Politik

Alleingang in CSU bekannt Seehofer wusste vorab von Glyphosat-Votum

Christian Schmidt sprach sich offenbar mit Horst Seehofer ab.

Christian Schmidt sprach sich offenbar mit Horst Seehofer ab.

(Foto: imago/Christian Thiel)

Bundeskanzlerin Merkel hat Bundesagrarminister Schmidt für sein Ja zum Glyphosat gerügt. Doch der CSU-Politiker handelte offenbar nicht im Alleingang. Parteichef Seehofer soll informiert gewesen sein. Umweltministerin Hendricks fordert indes Konsequenzen.

CSU-Chef Horst Seehofer war nach Angaben aus bayerischen Regierungskreisen vorab über das Ja von Parteikollege und Bundesagrarminister Christian Schmidt zur weiteren Verwendung des Unkrautvernichters Glyphosat in der EU informiert. Seehofer habe in einer Sitzung des bayerischen Kabinetts deutlich gemacht, dass er schon vorab von Schmidts geplanter Zustimmung wusste, erfuhr die Deutsche Presse-Agentur von mehreren Teilnehmern der Sitzung. "Die CSU spricht Christian Schmidt ihre Rückendeckung aus", sagte Seehofer der "Süddeutschen Zeitung". Er könne nicht verstehen, dass der Minister so abgekanzelt werde.

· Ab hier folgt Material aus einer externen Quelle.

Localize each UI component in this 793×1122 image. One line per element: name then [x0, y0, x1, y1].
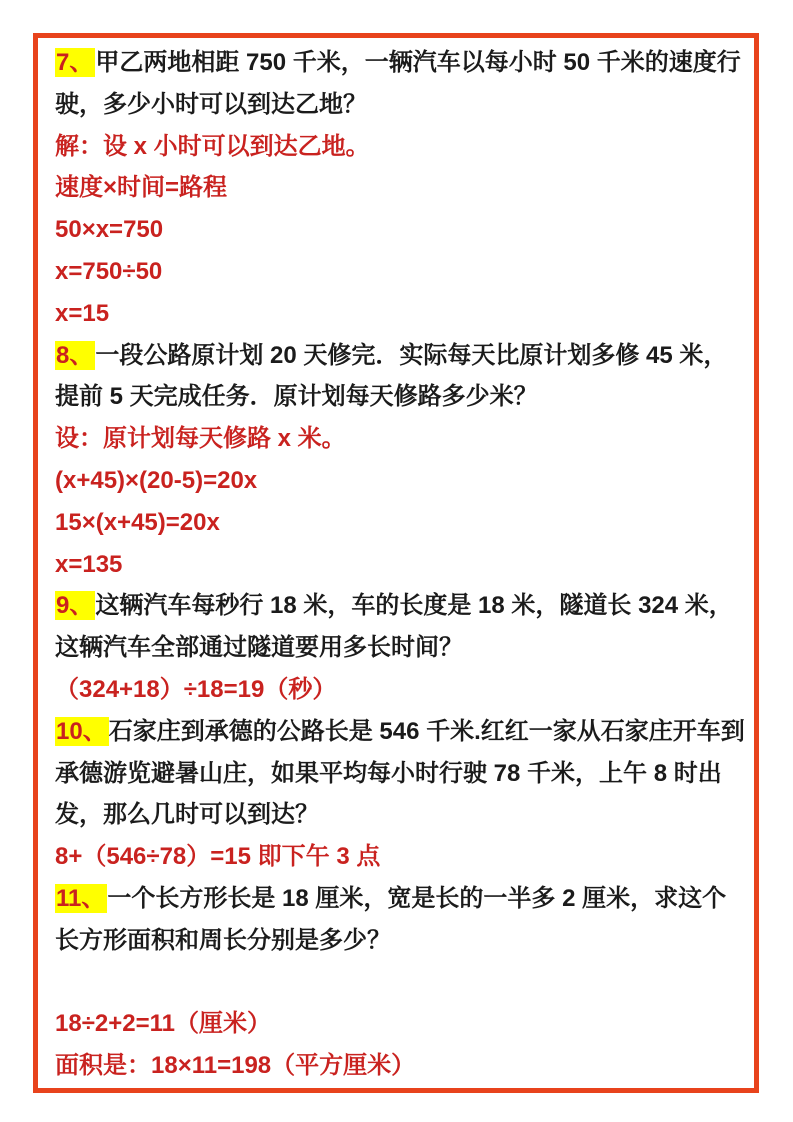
problem-number-highlight: 8、: [56, 341, 94, 369]
blank-line: [55, 962, 746, 1004]
solution-line: 18÷2+2=11（厘米）: [55, 1010, 271, 1038]
problem-question-text: 石家庄到承德的公路长是 546 千米.红红一家从石家庄开车到承德游览避暑山庄，如果平均每小时行驶 78 千米，上午 8 时出发，那么几时可以到达？: [55, 717, 745, 829]
solution-line: 面积是：18×11=198（平方厘米）: [55, 1052, 416, 1080]
problem-question: [55, 42, 746, 126]
solution-line: （324+18）÷18=19（秒）: [55, 675, 337, 703]
problem-8: [55, 335, 746, 586]
problem-question-text: 这辆汽车每秒行 18 米，车的长度是 18 米，隧道长 324 米，这辆汽车全部通过隧道要用多长时间？: [55, 592, 733, 662]
problem-question-text: 甲乙两地相距 750 千米，一辆汽车以每小时 50 千米的速度行驶，多少小时可以到达乙地？: [55, 49, 741, 118]
problem-question: [55, 878, 746, 962]
problem-10: [55, 711, 746, 878]
problem-question: [55, 585, 746, 669]
problem-9: [55, 585, 746, 710]
problem-question: [55, 711, 746, 836]
problem-question-text: 一个长方形长是 18 厘米，宽是长的一半多 2 厘米，求这个长方形面积和周长分别是多少？: [55, 884, 727, 954]
problem-number-highlight: 7、: [56, 49, 94, 76]
problem-7: [55, 42, 746, 335]
problem-question: [55, 335, 746, 419]
problem-number-highlight: 11、: [56, 884, 106, 912]
solution-line: 8+（546÷78）=15 即下午 3 点: [55, 843, 381, 871]
solution-line: x=750÷50: [55, 257, 163, 285]
solution-line: 50×x=750: [55, 216, 164, 244]
problem-11: [55, 878, 746, 1087]
solution-line: (x+45)×(20-5)=20x: [55, 466, 258, 494]
worksheet-frame: [33, 33, 759, 1093]
solution-line: x=135: [55, 550, 123, 578]
solution-line: 15×(x+45)=20x: [55, 508, 220, 536]
problem-number-highlight: 10、: [56, 717, 107, 745]
problem-number-highlight: 9、: [56, 592, 94, 620]
problem-question-text: 一段公路原计划 20 天修完．实际每天比原计划多修 45 米，提前 5 天完成任务．原计划每天修路多少米？: [55, 341, 728, 411]
solution-line: 解：设 x 小时可以到达乙地。: [55, 132, 370, 160]
solution-line: 设：原计划每天修路 x 米。: [55, 425, 346, 453]
solution-line: x=15: [55, 299, 110, 327]
solution-line: 速度×时间=路程: [55, 174, 228, 202]
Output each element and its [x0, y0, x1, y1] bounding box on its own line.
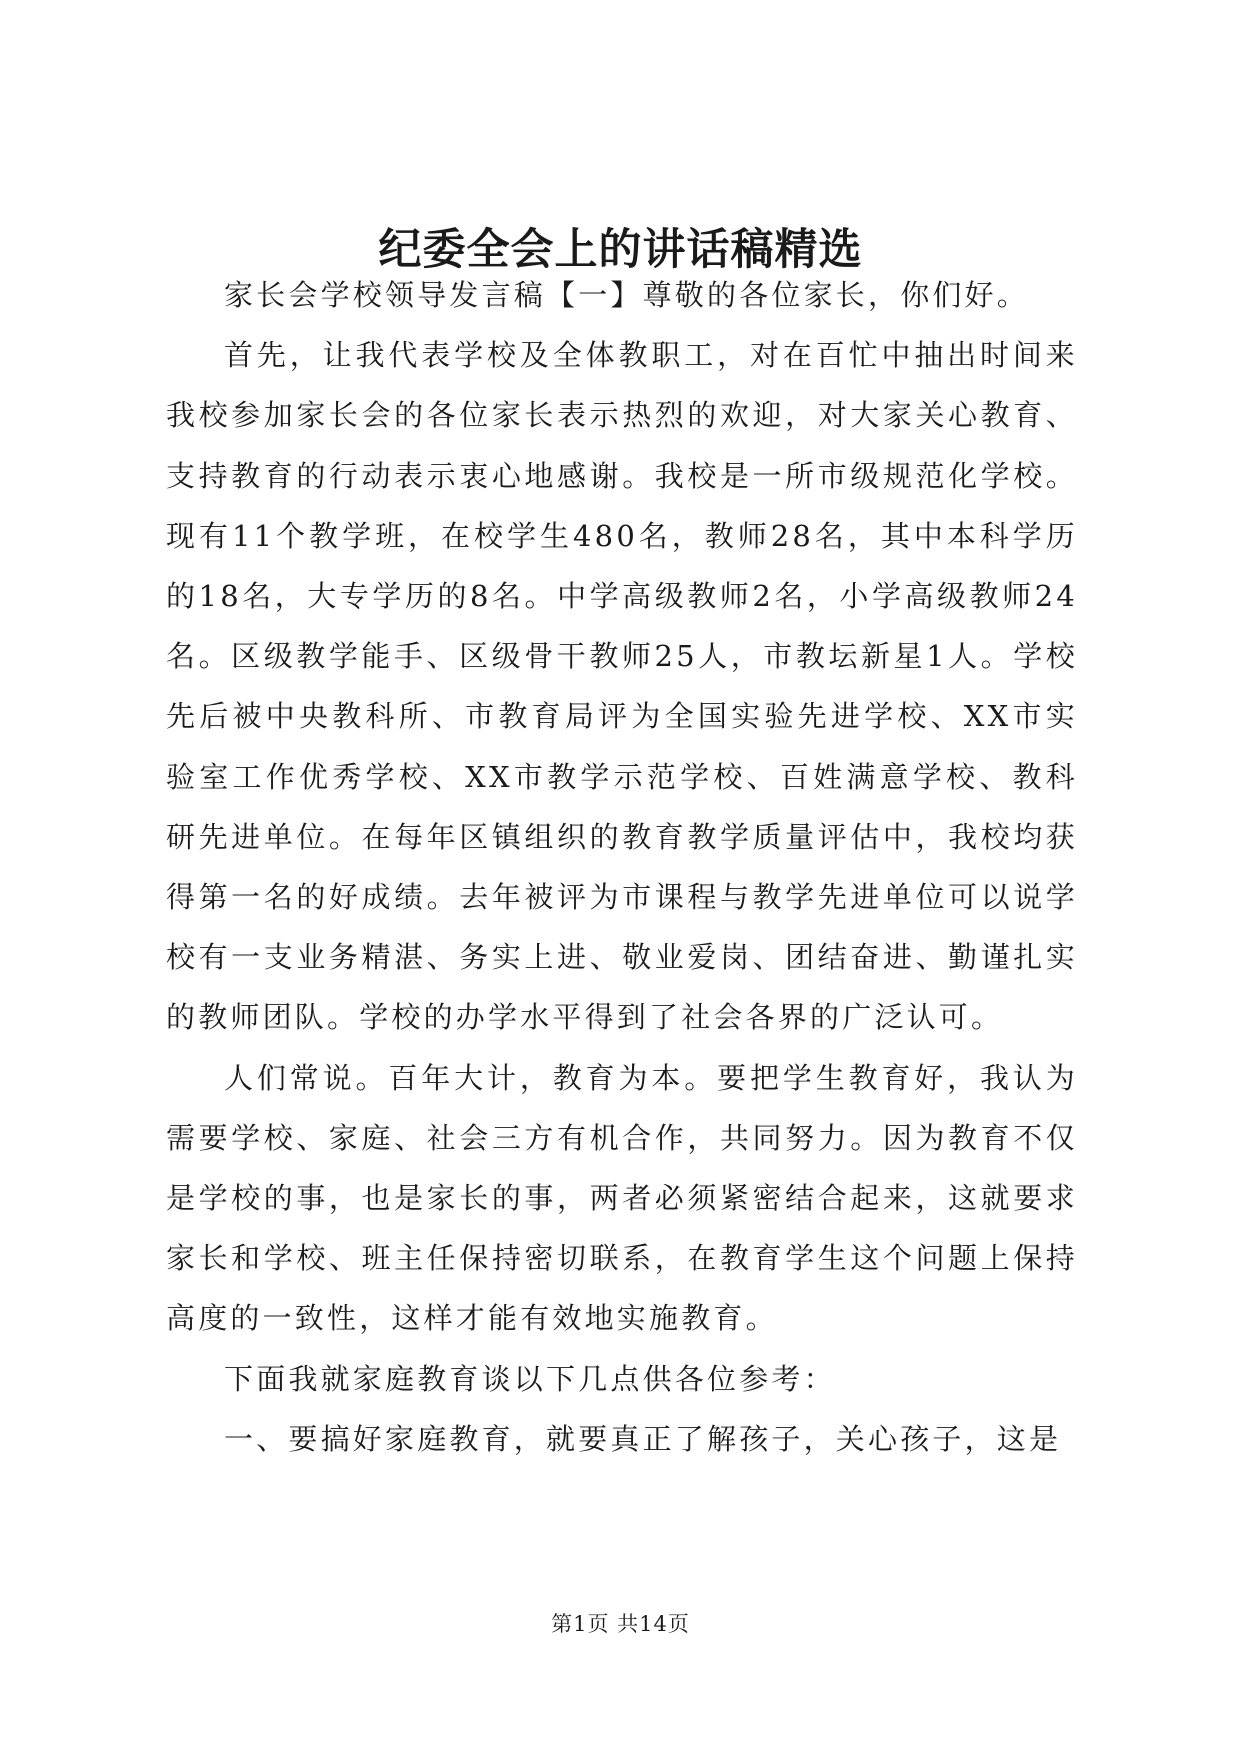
document-body [166, 265, 1078, 1469]
paragraph: 首先，让我代表学校及全体教职工，对在百忙中抽出时间来我校参加家长会的各位家长表示热烈的欢迎，对大家关心教育、支持教育的行动表示衷心地感谢。我校是一所市级规范化学校。现有11个教学班，在校学生480名，教师28名，其中本科学历的18名，大专学历的8名。中学高级教师2名，小学高级教师24名。区级教学能手、区级骨干教师25人，市教坛新星1人。学校先后被中央教科所、市教育局评为全国实验先进学校、XX市实验室工作优秀学校、XX市教学示范学校、百姓满意学校、教科研先进单位。在每年区镇组织的教育教学质量评估中，我校均获得第一名的好成绩。去年被评为市课程与教学先进单位可以说学校有一支业务精湛、务实上进、敬业爱岗、团结奋进、勤谨扎实的教师团队。学校的办学水平得到了社会各界的广泛认可。 [166, 338, 1078, 1035]
page-footer: 第1页 共14页 [551, 1612, 690, 1636]
paragraph: 人们常说。百年大计，教育为本。要把学生教育好，我认为需要学校、家庭、社会三方有机合作，共同努力。因为教育不仅是学校的事，也是家长的事，两者必须紧密结合起来，这就要求家长和学校、班主任保持密切联系，在教育学生这个问题上保持高度的一致性，这样才能有效地实施教育。 [166, 1060, 1078, 1336]
document-title: 纪委全会上的讲话稿精选 [378, 225, 863, 275]
paragraph: 下面我就家庭教育谈以下几点供各位参考： [224, 1361, 836, 1396]
paragraph: 家长会学校领导发言稿【一】尊敬的各位家长，你们好。 [224, 278, 1030, 312]
paragraph: 一、要搞好家庭教育，就要真正了解孩子，关心孩子，这是 [224, 1421, 1062, 1456]
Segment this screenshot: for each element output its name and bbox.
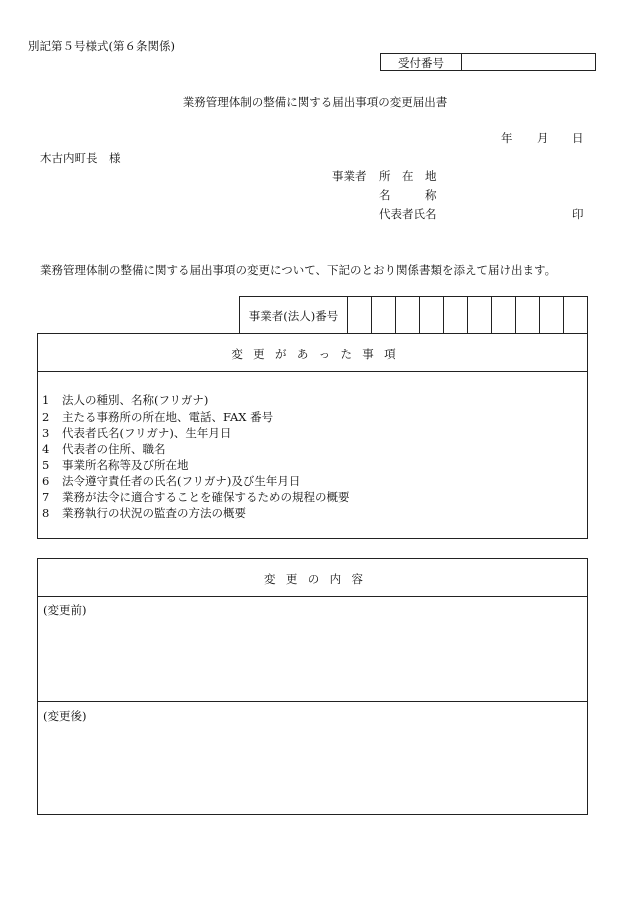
after-change-label: (変更後): [43, 709, 87, 723]
digit-cell[interactable]: [395, 297, 396, 333]
list-item: 3 代表者氏名(フリガナ)、生年月日: [42, 426, 232, 440]
seal-mark: 印: [572, 207, 584, 221]
digit-cell[interactable]: [563, 297, 564, 333]
name-label: 名 称: [379, 188, 437, 202]
business-number-row: [239, 296, 588, 334]
representative-label: 代表者氏名: [379, 207, 437, 221]
changed-items-header-box: [37, 333, 588, 372]
list-item: 7 業務が法令に適合することを確保するための規程の概要: [42, 490, 350, 504]
address-label: 所 在 地: [379, 169, 437, 183]
change-content-header-box: [37, 558, 588, 597]
list-item: 4 代表者の住所、職名: [42, 442, 166, 456]
receipt-number-box: [380, 53, 596, 71]
applicant-label: 事業者: [332, 169, 367, 183]
digit-cell[interactable]: [539, 297, 540, 333]
date-month: 月: [537, 131, 549, 145]
form-reference: 別記第５号様式(第６条関係): [28, 39, 175, 53]
date-year: 年: [501, 131, 513, 145]
before-change-box[interactable]: [37, 596, 588, 702]
receipt-number-label: 受付番号: [398, 56, 444, 70]
statement: 業務管理体制の整備に関する届出事項の変更について、下記のとおり関係書類を添えて届け出ます。: [40, 263, 557, 277]
business-number-label: 事業者(法人)番号: [248, 309, 339, 323]
change-content-header: 変更の内容: [264, 572, 374, 586]
list-item: 5 事業所名称等及び所在地: [42, 458, 189, 472]
list-item: 1 法人の種別、名称(フリガナ): [42, 393, 209, 407]
digit-cell[interactable]: [467, 297, 468, 333]
list-item: 2 主たる事務所の所在地、電話、FAX 番号: [42, 410, 274, 424]
digit-cell[interactable]: [371, 297, 372, 333]
before-change-label: (変更前): [43, 603, 87, 617]
date-day: 日: [572, 131, 584, 145]
digit-cell[interactable]: [419, 297, 420, 333]
after-change-box[interactable]: [37, 701, 588, 815]
list-item: 6 法令遵守責任者の氏名(フリガナ)及び生年月日: [42, 474, 301, 488]
digit-cell[interactable]: [443, 297, 444, 333]
receipt-divider: [461, 54, 462, 70]
digit-cell[interactable]: [515, 297, 516, 333]
document-title: 業務管理体制の整備に関する届出事項の変更届出書: [182, 95, 448, 109]
changed-items-header: 変更があった事項: [231, 347, 407, 361]
digit-cell[interactable]: [491, 297, 492, 333]
digit-cell[interactable]: [347, 297, 348, 333]
recipient: 木古内町長 様: [40, 151, 121, 165]
list-item: 8 業務執行の状況の監査の方法の概要: [42, 506, 246, 520]
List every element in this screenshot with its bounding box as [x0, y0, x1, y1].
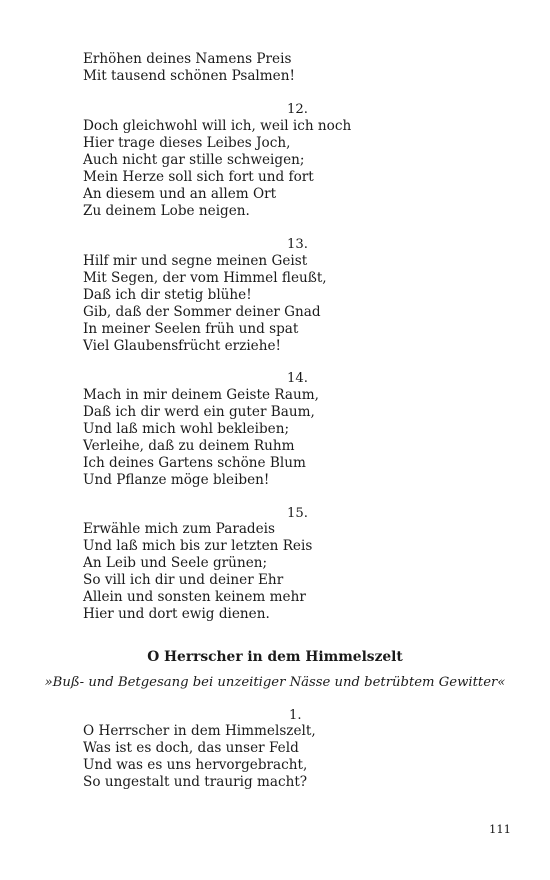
hymn-title: O Herrscher in dem Himmelszelt [147, 649, 403, 665]
verse-line: Und was es uns hervorgebracht, [83, 757, 308, 773]
verse-line: Mit tausend schönen Psalmen! [83, 68, 295, 84]
stanza-number: 1. [289, 708, 302, 723]
verse-line: Was ist es doch, das unser Feld [83, 740, 299, 756]
verse-line: Erhöhen deines Namens Preis [83, 51, 292, 67]
page-number: 111 [489, 822, 511, 836]
verse-line: O Herrscher in dem Himmelszelt, [83, 723, 316, 739]
verse-line: Mein Herze soll sich fort und fort [83, 169, 314, 185]
verse-line: Mach in mir deinem Geiste Raum, [83, 387, 319, 403]
verse-line: An Leib und Seele grünen; [83, 555, 268, 571]
verse-line: So ungestalt und traurig macht? [83, 774, 308, 790]
verse-line: Viel Glaubensfrücht erziehe! [83, 338, 281, 354]
stanza-13 [83, 253, 503, 355]
verse-line: Mit Segen, der vom Himmel fleußt, [83, 270, 327, 286]
verse-line: So vill ich dir und deiner Ehr [83, 572, 284, 588]
verse-line: Und laß mich wohl bekleiben; [83, 421, 290, 437]
stanza-14 [83, 387, 503, 489]
verse-line: Zu deinem Lobe neigen. [83, 203, 250, 219]
verse-line: Hilf mir und segne meinen Geist [83, 253, 308, 269]
verse-line: Erwähle mich zum Paradeis [83, 521, 275, 537]
verse-line: Hier trage dieses Leibes Joch, [83, 135, 291, 151]
stanza-12 [83, 118, 503, 220]
verse-line: Verleihe, daß zu deinem Ruhm [83, 438, 295, 454]
verse-line: Gib, daß der Sommer deiner Gnad [83, 304, 321, 320]
hymn-subtitle: »Buß- und Betgesang bei unzeitiger Nässe und betrübtem Gewitter« [44, 675, 506, 690]
stanza-number: 12. [287, 102, 308, 117]
stanza-number: 13. [287, 237, 308, 252]
verse-line: Daß ich dir stetig blühe! [83, 287, 252, 303]
stanza-number: 14. [287, 371, 308, 386]
verse-line: Und laß mich bis zur letzten Reis [83, 538, 313, 554]
stanza-number: 15. [287, 506, 308, 521]
hymn-stanza-1 [83, 723, 503, 791]
verse-line: Und Pflanze möge bleiben! [83, 472, 270, 488]
stanza-15 [83, 521, 503, 623]
verse-line: Doch gleichwohl will ich, weil ich noch [83, 118, 352, 134]
verse-line: In meiner Seelen früh und spat [83, 321, 299, 337]
verse-line: An diesem und an allem Ort [83, 186, 277, 202]
verse-line: Daß ich dir werd ein guter Baum, [83, 404, 315, 420]
verse-line: Hier und dort ewig dienen. [83, 606, 270, 622]
stanza-continuation [83, 51, 503, 85]
verse-line: Ich deines Gartens schöne Blum [83, 455, 306, 471]
verse-line: Allein und sonsten keinem mehr [83, 589, 306, 605]
verse-line: Auch nicht gar stille schweigen; [83, 152, 305, 168]
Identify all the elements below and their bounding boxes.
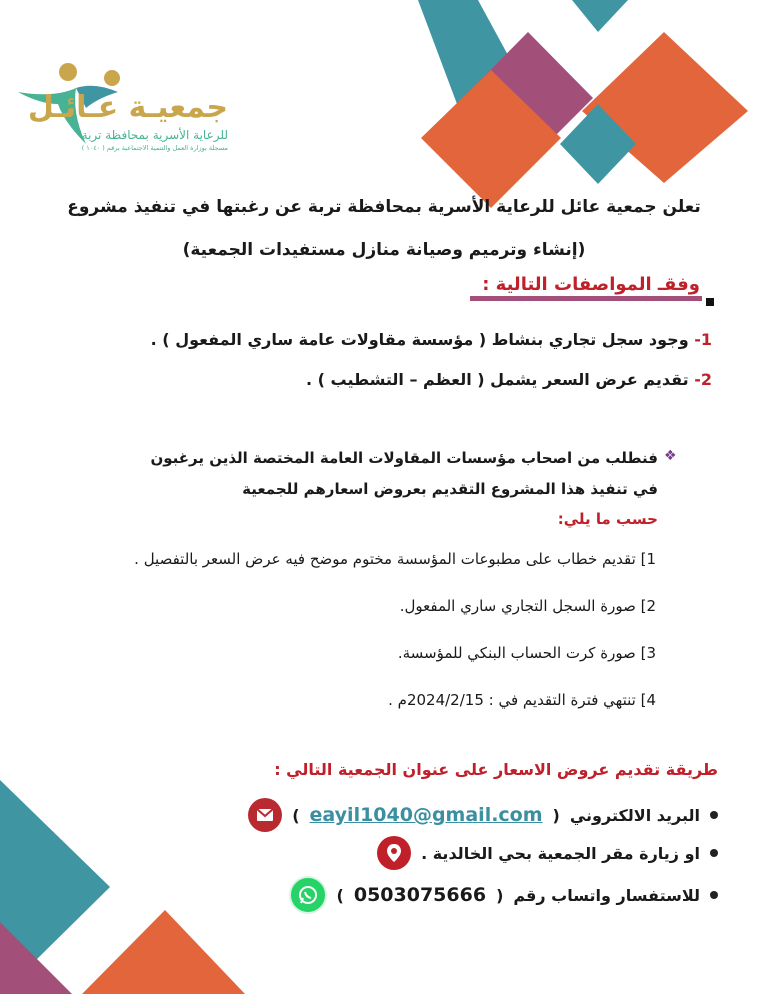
spec-item-1-number: 1- [694, 330, 712, 349]
requirement-2-text: صورة السجل التجاري ساري المفعول. [399, 597, 636, 615]
spec-item-2-text: تقديم عرض السعر يشمل ( العظم – التشطيب ) . [306, 370, 689, 389]
spec-item-2 [306, 370, 712, 389]
deco-orange-bottom-left [82, 910, 245, 994]
specs-heading-underline [470, 296, 702, 301]
visit-row [377, 836, 718, 870]
request-line-2: في تنفيذ هذا المشروع التقديم بعروض اسعارهم للجمعية [242, 480, 658, 498]
email-label: البريد الالكتروني [569, 805, 700, 825]
mail-icon [248, 798, 282, 832]
location-pin-icon [377, 836, 411, 870]
requirement-4 [388, 691, 656, 709]
whatsapp-icon [289, 876, 327, 914]
logo-title: جمعيـة عـائـل [27, 90, 228, 125]
email-link[interactable]: eayil1040@gmail.com [309, 804, 543, 826]
visit-text: او زيارة مقر الجمعية بحي الخالدية . [421, 843, 700, 863]
requirement-2-number: 2] [640, 597, 656, 615]
whatsapp-row [289, 876, 718, 914]
request-subheading: حسب ما يلي: [557, 510, 658, 528]
logo-subtitle: للرعاية الأسرية بمحافظة تربة [81, 128, 228, 142]
requirement-3 [398, 644, 656, 662]
submission-heading: طريقة تقديم عروض الاسعار على عنوان الجمعية التالي : [274, 760, 718, 779]
request-line-1: فنطلب من اصحاب مؤسسات المقاولات العامة المختصة الذين يرغبون [150, 449, 658, 467]
bullet-dot [710, 891, 718, 899]
diamond-bullet-icon: ❖ [664, 448, 677, 464]
requirement-4-text: تنتهي فترة التقديم في : 2024/2/15م . [388, 691, 636, 709]
requirement-1 [134, 550, 656, 568]
email-paren-close: ) [292, 805, 300, 825]
requirement-2 [400, 597, 656, 615]
logo [14, 52, 234, 162]
email-row [248, 798, 718, 832]
requirement-1-number: 1] [640, 550, 656, 568]
spec-item-1 [151, 330, 712, 349]
spec-item-1-text: وجود سجل تجاري بنشاط ( مؤسسة مقاولات عامة ساري المفعول ) . [150, 330, 689, 349]
logo-registration: مسجلة بوزارة العمل والتنمية الاجتماعية برقم ( ١٠٤٠ ) [81, 144, 228, 152]
phone-paren-close: ) [336, 885, 344, 905]
phone-paren-open: ( [496, 885, 504, 905]
requirement-3-number: 3] [640, 644, 656, 662]
requirement-1-text: تقديم خطاب على مطبوعات المؤسسة مختوم موضح فيه عرض السعر بالتفصيل . [134, 550, 636, 568]
announcement-line-2: (إنشاء وترميم وصيانة منازل مستفيدات الجمعية) [182, 240, 586, 260]
bullet-dot [710, 811, 718, 819]
requirement-3-text: صورة كرت الحساب البنكي للمؤسسة. [397, 644, 636, 662]
specs-square-marker [706, 298, 714, 306]
whatsapp-label: للاستفسار واتساب رقم [513, 885, 700, 905]
deco-teal-top-2 [572, 0, 628, 32]
requirement-4-number: 4] [640, 691, 656, 709]
email-paren-open: ( [552, 805, 560, 825]
announcement-line-1: تعلن جمعية عائل للرعاية الأسرية بمحافظة تربة عن رغبتها في تنفيذ مشروع [67, 197, 701, 217]
phone-number[interactable]: 0503075666 [353, 884, 487, 906]
spec-item-2-number: 2- [694, 370, 712, 389]
specs-heading: وفقـ المواصفات التالية : [482, 274, 700, 295]
bullet-dot [710, 849, 718, 857]
deco-teal-bottom-left [0, 780, 110, 962]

Damit könnte der Streit zwischen SPD und Union auch das Verhältnis zwischen den Schwesterparteien CDU und CSU belasten. Mit seiner Zustimmung auf EU-Ebene hatte sich Schmidt über den Widerstand der SPD und Umweltministerin Barbara Hendricks hinweggesetzt - und damit heftigen Streit in der geschäftsführenden Bundesregierung ausgelöst. In der Geschäftsordnung der Bundesregierung heißt es, dass bei "Überschneidungen und sich daraus ergebenden Meinungsverschiedenheiten zwischen den einzelnen Bundesministern" die Bundesregierung durch Beschluss entscheide. Ohne Deutschland wäre die nötige qualifizierte Mehrheit der EU-Staaten für den Vorschlag der EU-Kommission nicht zustande gekommen. Das bedeutet: Die Brüsseler Behörde hätte selbst entscheiden müssen.

Der Vorgang belastet auch die Überlegungen zu einer Neuauflage der großen Koalition - und könnte auch das Verhältnis innerhalb der Unionsfraktion beeinflussen. Bundeskanzlerin Angela Merkel von der CDU hatte Schmidt für seinen mutmaßlichen Alleingang bei der EU-Zustimmung zum Unkrautvernichtungsmittel Glyphosat gerügt - will den CSU-Politiker aber offensichtlich im Amt lassen. Merkel machte deutlich, dass das Vorgehen Schmidts gegen die in der schwarz-roten Regierung verabredete Abstimmungspraxis verstieß und sie persönlich nicht eingebunden war. "Das entsprach nicht der Weisungslage, die von der Bundesregierung ausgearbeitet war", sagte sie. Seehofer setzte sich also womöglich ebenfalls über die Vereinbarungen hinweg - und brüskiert damit auch die Kanzlerin.

Glyphosat wird auch vom deutschen Chemie-Konzern Bayer vertrieben. Das Unternehmen will zudem den Glyphosat-Hersteller Monsanto übernehmen. Glyphosat gilt als schädlich für Natur und Artenschutz sowie als möglicherweise krebserregend.

Hendricks fordert Kompetenzentzug

Umweltministerin Hendricks sprach sich dafür aus, dem Agrarressort die Zuständigkeit für Pflanzenschutzmittel zu entziehen. Hendricks begründete dies damit, dass es im Landwirtschaftsministerium "nicht genug Kontrolle und nicht genug Abstand" gebe. "Die sind einfach zu nah an der Lobby", sagte die Ministerin. Sie schlug vor, die Zuständigkeit für Pflanzenschutzmittel möglicherweise dem Gesundheitsressort zuzuordnen. Hendricks verwies auf ähnliche Erfahrungen im Verkehrsbereich, wo derzeit auch "keine ordentlichen Kontrollen von Fahrzeugen gemacht" würden.

Grünen-Fraktionschef Anton Hofreiter hat die weitere Zulassung des Unkrautgifts Glyphosat als Entscheidung gegen Artenvielfalt und Gesundheitsschutz kritisiert. "Die CSU hat der EU de facto im Alleingang fünf weitere Jahre giftiges Glyphosat beschert", sagte Hofreiter. Dies sei eine Lobby- Entscheidung für den Hersteller Monsanto. Schmidt habe damit gezeigt: "Er ist kein Volksvertreter, sondern ein Industrievertreter." Als Minister sei Schmidt nicht mehr tragbar.